After a dispute over unrelated immigration reform legislation, the unveiling of a US senate climate bill has been postponed.
The bill is the result of discussions between Democratic, Republican and independent senators.
The initial plan was to outline details of the bill to environmental and industry representatives on Monday at a news conference.
Democratic senator John Kerry (photo, from aljazeera.net) said the climate change bill was postponed on Saturday. He added that he would continue to try to get it through the senate.
Earlier on Saturday Lindsey Graham, a Republican senator, said he would withdraw from the bipartisan effort because of concerns that Democrats would try to push forward with a debate on immigration reform, rather than the climate bill.
Kerry said after more than six months of meetings with Graham and Joseph Lieberman, an independent senator, that “we believe that we had reached” an agreement on the details of a bill.
“But regrettably, external issues have arisen that force us to postpone only temporarily” the senate’s work on the bill, he said.
The bill would also expand US nuclear power generation and offshore oil drilling.
The aim of the wide-ranging bill is to reduce smokestack emissions of carbon dioxide and other greenhouse gases associated with global warming.
Efforts could be doomed
Even before it became enmeshed in a partisan battle between Democrats and Republicans over immigration reform, the proposed legislation faced an uphill battle in the senate.
But senators are trying to determine where their efforts should be focused only a few months before November’s congressional elections.
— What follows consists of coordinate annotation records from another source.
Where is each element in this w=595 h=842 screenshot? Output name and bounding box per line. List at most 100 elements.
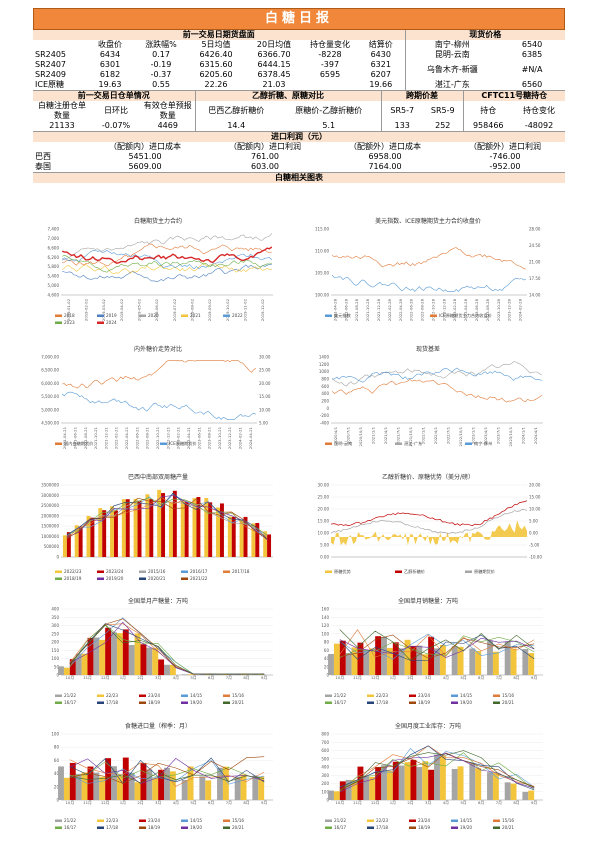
- futures-col: 持仓量变化: [310, 40, 350, 49]
- bar: [116, 633, 123, 675]
- chart-8: 全国单月销糖量：万吨 160 140 120 100 80 60 40 20 0 10月 11月 12月…: [321, 597, 543, 705]
- y-tick-label: 400: [321, 391, 329, 396]
- legend-label: 2018: [64, 313, 75, 318]
- legend-swatch: [97, 701, 104, 704]
- y-tick-label: 0: [326, 798, 329, 803]
- y-tick-label: 6,600: [48, 245, 60, 250]
- bar: [196, 497, 201, 557]
- bar: [99, 639, 106, 675]
- warehouse-value: 4469: [157, 121, 178, 130]
- legend-swatch: [55, 701, 62, 704]
- chart-title: 全国单月产糖量：万吨: [128, 597, 188, 605]
- bar: [192, 498, 197, 557]
- y-tick-label: 500: [321, 756, 329, 761]
- x-tick-label: 2月: [137, 800, 143, 805]
- legend-label: 20/21: [232, 825, 244, 830]
- bar: [363, 649, 370, 675]
- y-tick-label: 10.00: [318, 531, 330, 536]
- x-tick-label: 2022-08-28: [420, 298, 425, 321]
- y-tick-label: 3000000: [41, 493, 59, 498]
- bar: [105, 627, 112, 675]
- spot-name: 湛江-广东: [404, 80, 500, 90]
- series-line: [62, 262, 272, 274]
- bar: [116, 775, 123, 800]
- series-line: [339, 634, 535, 661]
- import-row-name: 泰国: [35, 162, 51, 171]
- legend-swatch: [430, 314, 437, 317]
- y-tick-label: 600: [321, 748, 329, 753]
- x-tick-label: 2019-08-02: [190, 298, 195, 321]
- y-tick-label: 800: [321, 377, 329, 382]
- legend-swatch: [451, 819, 458, 822]
- futures-cell: 21.03: [262, 80, 286, 89]
- legend-swatch: [493, 694, 500, 697]
- x-tick-label: 8月: [243, 675, 249, 680]
- x-tick-label: 11月: [353, 675, 362, 680]
- legend-label: 18/19: [418, 700, 430, 705]
- series-line: [69, 757, 265, 785]
- y-tick-label: 4,600: [48, 293, 60, 298]
- futures-cell: 6434: [99, 50, 121, 59]
- bar: [181, 779, 188, 800]
- series-line: [61, 250, 273, 270]
- bar: [63, 667, 70, 675]
- y-tick-label: -400: [320, 421, 330, 426]
- bar: [369, 776, 376, 800]
- legend-swatch: [139, 694, 146, 697]
- series-line: [331, 274, 527, 292]
- x-tick-label: 2022/7/1: [445, 426, 450, 444]
- bar: [451, 646, 458, 675]
- bar: [111, 632, 117, 675]
- y-tick-label: 7,000.00: [41, 355, 59, 360]
- y2-tick-label: 14.00: [529, 293, 541, 298]
- warehouse-value: 21133: [49, 121, 75, 130]
- legend-swatch: [465, 570, 472, 573]
- y-tick-label: 30.00: [318, 483, 330, 488]
- x-tick-label: 5月: [190, 675, 196, 680]
- legend-label: ICE原糖期货价: [169, 440, 198, 447]
- bar: [357, 766, 364, 800]
- x-tick-label: 2023-08-28: [485, 298, 490, 321]
- futures-cell: -0.19: [150, 60, 172, 69]
- ethanol-value: 5.1: [322, 121, 336, 130]
- bar: [492, 651, 499, 675]
- y-tick-label: 700: [321, 740, 329, 745]
- bar: [81, 653, 88, 675]
- legend-swatch: [139, 819, 146, 822]
- x-tick-label: 8月: [243, 800, 249, 805]
- legend-label: 国内白糖期货价: [64, 440, 94, 447]
- bar: [180, 500, 185, 557]
- y-tick-label: 2500000: [41, 503, 59, 508]
- bar: [128, 772, 135, 800]
- futures-cell: 6315.60: [199, 60, 233, 69]
- chart-4: 现货基差1400120010008006004002000-200-400202…: [319, 345, 543, 447]
- legend-label: 20/21: [502, 825, 514, 830]
- futures-cell: 19.66: [369, 80, 393, 89]
- bar: [205, 780, 212, 800]
- y2-tick-label: 5.00: [259, 421, 268, 426]
- legend-swatch: [493, 826, 500, 829]
- legend-label: 15/16: [232, 818, 244, 823]
- bar: [105, 758, 112, 800]
- y-tick-label: 250: [51, 631, 59, 636]
- legend-label: 15/16: [502, 818, 514, 823]
- x-tick-label: 11月: [353, 800, 362, 805]
- x-tick-label: 1月: [120, 800, 126, 805]
- x-tick-label: 2023-08-21: [207, 426, 212, 449]
- y2-tick-label: 20.00: [259, 381, 271, 386]
- chart-title: 内外糖价走势对比: [134, 345, 182, 353]
- x-tick-label: 10月: [66, 800, 75, 805]
- y-tick-label: 0: [56, 555, 59, 560]
- futures-cell: 6444.15: [257, 60, 291, 69]
- bar: [528, 653, 535, 675]
- y-tick-label: 300: [51, 623, 59, 628]
- legend-swatch: [97, 570, 104, 573]
- bar: [93, 637, 100, 675]
- legend-label: 23/24: [148, 818, 160, 823]
- chart-1: 白糖期货主力合约 7,400 7,000 6,600 6,200 5,800 5,400 5,…: [48, 217, 273, 325]
- x-tick-label: 9月: [531, 800, 537, 805]
- legend-swatch: [223, 570, 230, 573]
- bar: [217, 767, 223, 800]
- import-row-name: 巴西: [35, 152, 51, 161]
- x-tick-label: 3月: [425, 675, 431, 680]
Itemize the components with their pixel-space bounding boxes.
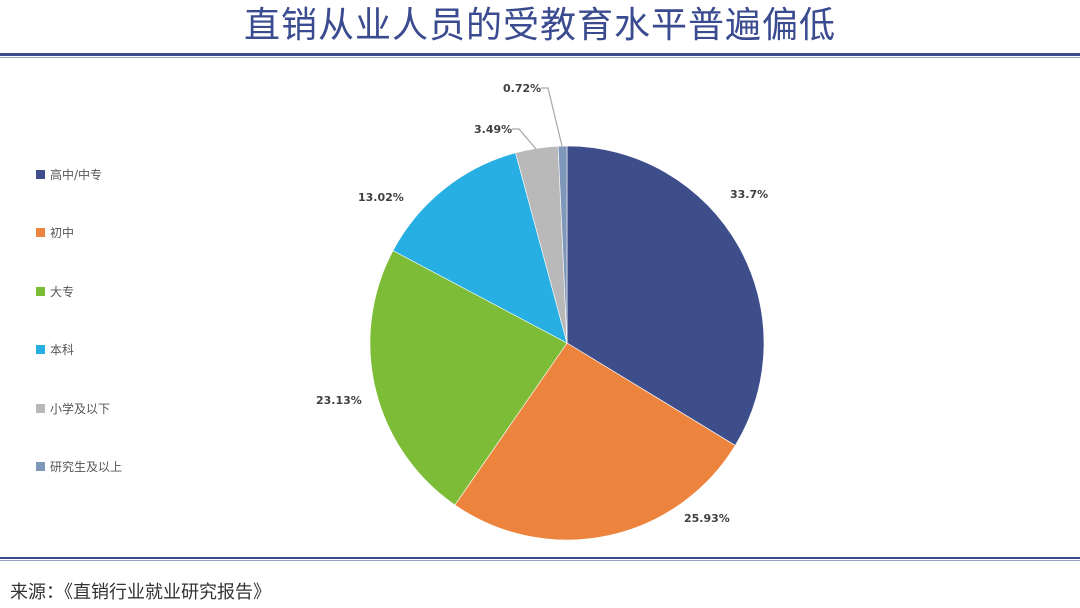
legend-label: 小学及以下: [50, 401, 111, 416]
data-label-gaozhong: 33.7%: [730, 188, 768, 201]
pie-slice-5: [557, 145, 568, 344]
pie-slice-3: [392, 152, 568, 344]
leader-line-3.49: [512, 128, 537, 150]
title-divider-thin: [0, 57, 1080, 58]
leader-line-0.72: [541, 87, 563, 147]
legend-item-dazhuan: 大专: [36, 262, 122, 321]
legend-swatch: [36, 228, 45, 238]
pie-slices: [369, 145, 765, 541]
legend-label: 初中: [50, 226, 75, 241]
legend-item-xiaoxue: 小学及以下: [36, 379, 122, 438]
data-label-xiaoxue: 3.49%: [474, 123, 512, 136]
pie-slice-0: [566, 145, 765, 446]
legend-label: 大专: [50, 284, 75, 299]
legend-swatch: [36, 462, 45, 472]
title-divider: [0, 53, 1080, 56]
legend-label: 本科: [50, 343, 75, 358]
legend-item-yanjiusheng: 研究生及以上: [36, 438, 122, 497]
leader-lines: [512, 87, 563, 150]
data-label-yanjiusheng: 0.72%: [503, 82, 541, 95]
data-label-chuzhong: 25.93%: [684, 512, 730, 525]
legend-item-chuzhong: 初中: [36, 204, 122, 263]
data-label-benke: 13.02%: [358, 191, 404, 204]
pie-slice-2: [369, 250, 568, 506]
page-title: 直销从业人员的受教育水平普遍偏低: [243, 5, 836, 46]
legend-swatch: [36, 286, 45, 296]
legend-swatch: [36, 345, 45, 355]
legend-item-benke: 本科: [36, 321, 122, 380]
legend-label: 研究生及以上: [50, 460, 123, 475]
legend-swatch: [36, 169, 45, 179]
footer-divider-thin: [0, 560, 1080, 561]
legend-swatch: [36, 403, 45, 413]
legend-label: 高中/中专: [50, 167, 103, 182]
footer-divider: [0, 557, 1080, 559]
source-note: 来源：《直销行业就业研究报告》: [10, 582, 271, 603]
legend-item-gaozhong: 高中/中专: [36, 145, 122, 204]
data-labels: 33.7% 25.93% 23.13% 13.02% 3.49% 0.72%: [316, 82, 768, 525]
data-label-dazhuan: 23.13%: [316, 394, 362, 407]
pie-slice-1: [454, 342, 736, 541]
legend: 高中/中专 初中 大专 本科 小学及以下 研究生及以上: [36, 145, 122, 496]
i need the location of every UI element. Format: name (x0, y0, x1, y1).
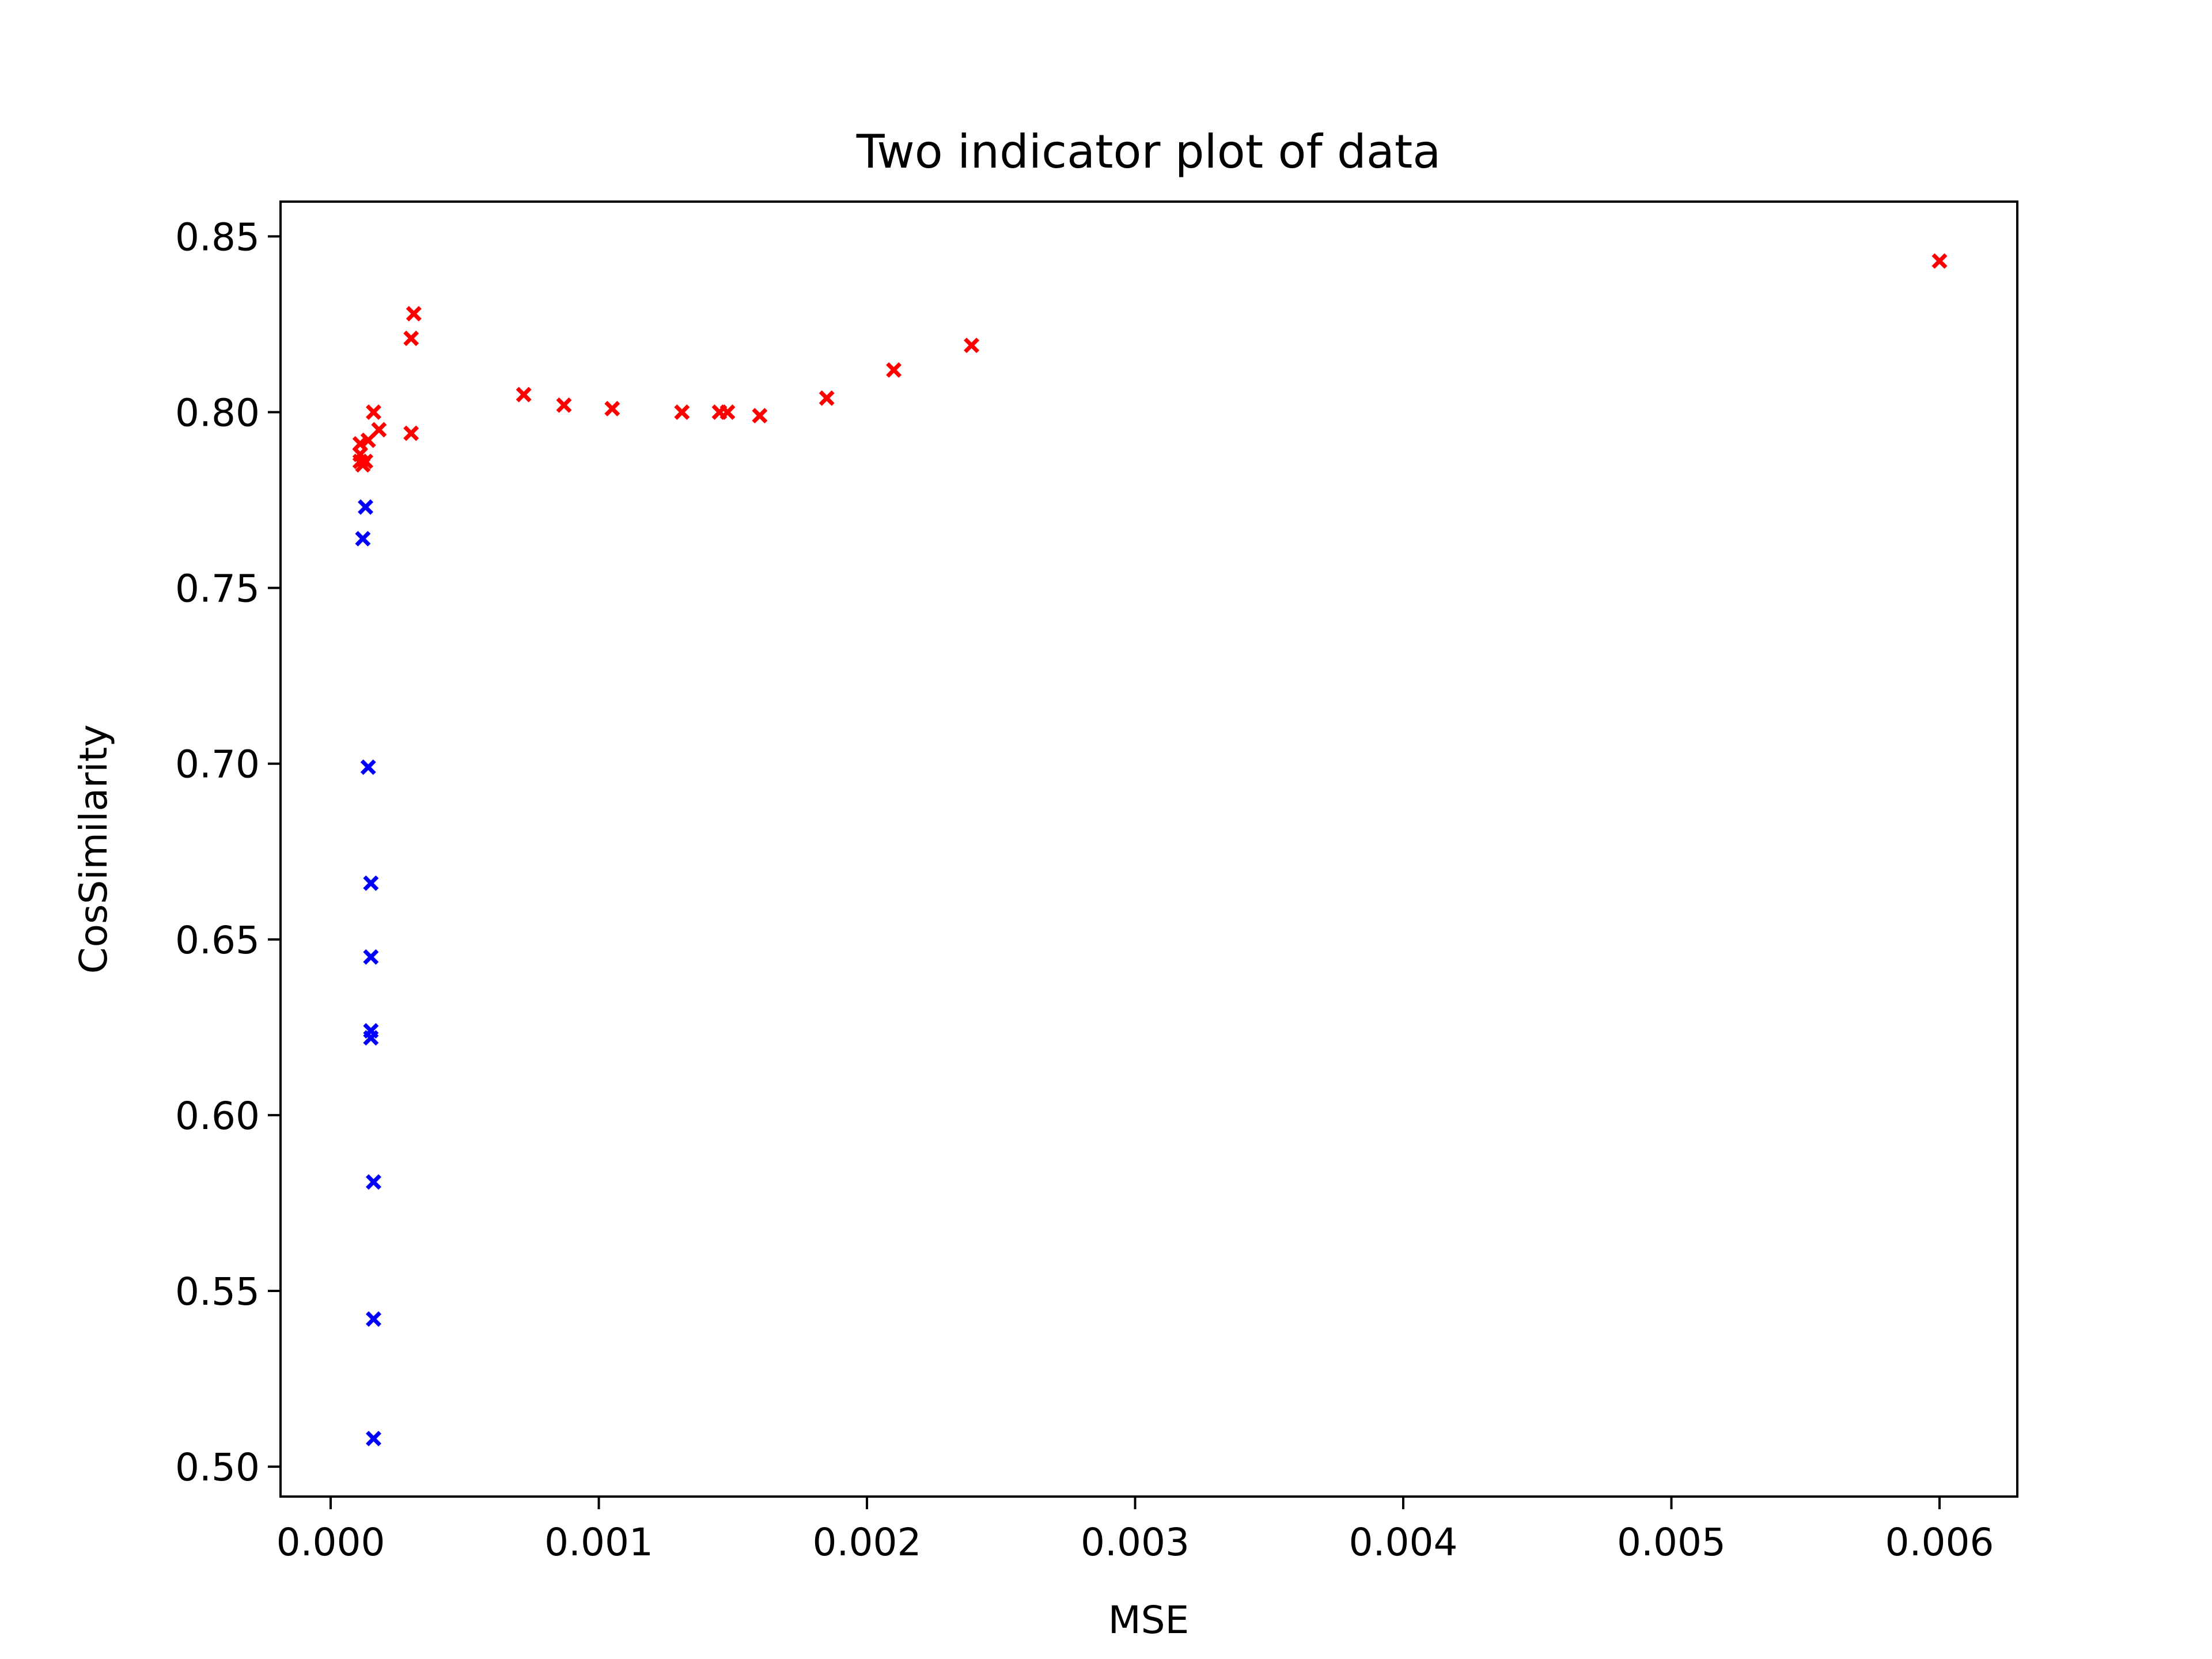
data-point (516, 387, 532, 403)
data-point (355, 531, 371, 547)
data-point (1931, 253, 1948, 269)
data-point (406, 306, 422, 322)
y-axis-title: CosSimilarity (71, 725, 116, 974)
data-point (719, 404, 736, 420)
y-tick-label: 0.85 (175, 215, 260, 259)
data-point (752, 408, 768, 424)
x-tick-label: 0.002 (813, 1520, 922, 1565)
x-tick-label: 0.003 (1081, 1520, 1190, 1565)
data-point (358, 499, 374, 515)
data-point (886, 362, 902, 378)
y-tick-label: 0.80 (175, 391, 260, 435)
data-point (403, 330, 419, 346)
marks-layer (352, 253, 1948, 1446)
data-point (360, 759, 376, 775)
data-point (360, 432, 376, 448)
plot-frame (279, 200, 2018, 1498)
y-tick-label: 0.75 (175, 567, 260, 611)
data-point (674, 404, 690, 420)
x-tick-label: 0.006 (1885, 1520, 1994, 1565)
data-point (363, 875, 379, 891)
data-point (403, 425, 419, 441)
data-point (366, 1430, 382, 1446)
x-tick-label: 0.004 (1349, 1520, 1458, 1565)
y-tick-label: 0.60 (175, 1094, 260, 1138)
y-tick-label: 0.65 (175, 918, 260, 963)
data-point (366, 404, 382, 420)
y-tick-label: 0.55 (175, 1270, 260, 1314)
data-point (819, 390, 835, 406)
y-tick-label: 0.50 (175, 1445, 260, 1490)
chart-title: Two indicator plot of data (856, 125, 1441, 179)
data-point (358, 453, 374, 469)
x-tick-label: 0.000 (276, 1520, 385, 1565)
data-point (556, 397, 572, 413)
data-point (366, 1311, 382, 1327)
y-tick-label: 0.70 (175, 743, 260, 787)
data-point (371, 422, 387, 438)
x-axis-title: MSE (1108, 1598, 1190, 1642)
data-point (964, 338, 980, 354)
data-point (604, 400, 620, 416)
x-tick-label: 0.005 (1617, 1520, 1726, 1565)
data-point (363, 1030, 379, 1046)
data-point (366, 1174, 382, 1190)
x-tick-label: 0.001 (544, 1520, 653, 1565)
data-point (363, 949, 379, 965)
ticks-layer: 0.000 0.001 0.002 0.003 0.004 0.005 0.006 0.50 0… (175, 215, 1994, 1565)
The Washington Post reported earlier on Saturday that Graham wrote a letter to his colleagues informing them that he would drop out of the three-senator working group unless Democrats stepped back from plans to move ahead with immigration reform rather than the climate change bill.
And without Graham on board, efforts to pass climate control legislation could be doomed because he was expected to work to win more Republican support for the bill.
A statement was issued on Saturday by Harry Reid, the Democratic senate majority leader, saying that immigration and climate change were both important to Americans.
“They expect us to do both, and they will not accept the notion that trying to act on one is an excuse for not acting on the other,” he said.